# I can't connect to battle.net on Diablo 2. (Vista related)



## Santana (Sep 23, 2007)

I get the same error trying to connect to battle.net every time. It says "Connecting to the fastest server..." and then an error message appears:

_Unable to connect to Battle.net. If using a modem, you may need to connect to your internet service provider before connecting to Battle.net._

I am connected to the internet, so clearly something is blocking access to Battle.net. I've tried numerous fixes, that didn't really fix anything:

-downloading latest patch
-forwarding all ports under router settings
-disabling firewall 
-re-installation (3 times!)
-I have a valid CD-Key

Over a year ago, I played on a laptop with XP, using the same router, with no problems. I'm on my desktop now, and running D2 on Vista. The laptop used a D-link network card (my router is D-link) and this desktop uses a Linksys receiver.
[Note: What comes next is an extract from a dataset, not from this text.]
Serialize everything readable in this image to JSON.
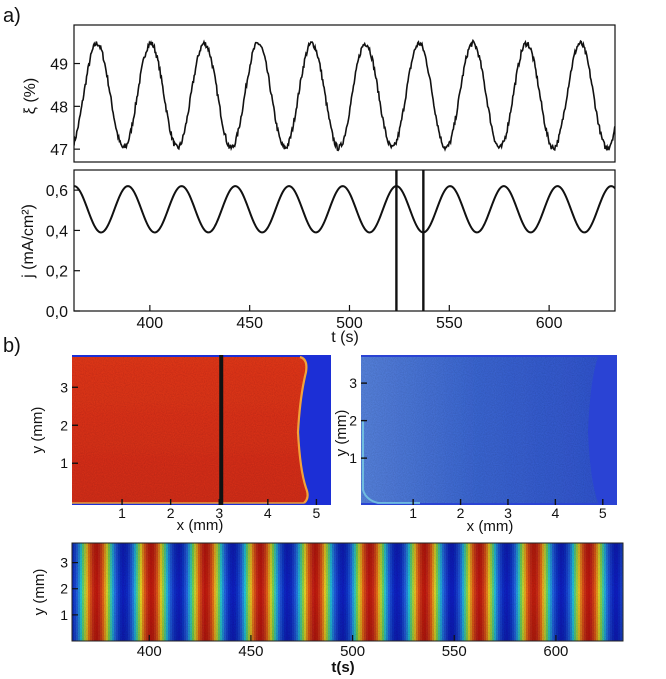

Could the Linksys receiver be causing any problems, even though I have a great Internet connection using it? I believe the real problem is with Vista, though. I've heard of a hidden Vista firewall, not sure how to go about disabling that (if it exists). Is there anything that Vista could be doing that could block me from connecting to Battle.net?

EDIT: I just hooked up directly to my modem, and I still can't connect. This looks like a Vista problem.


----------



## Santana (Sep 23, 2007)

bump


----------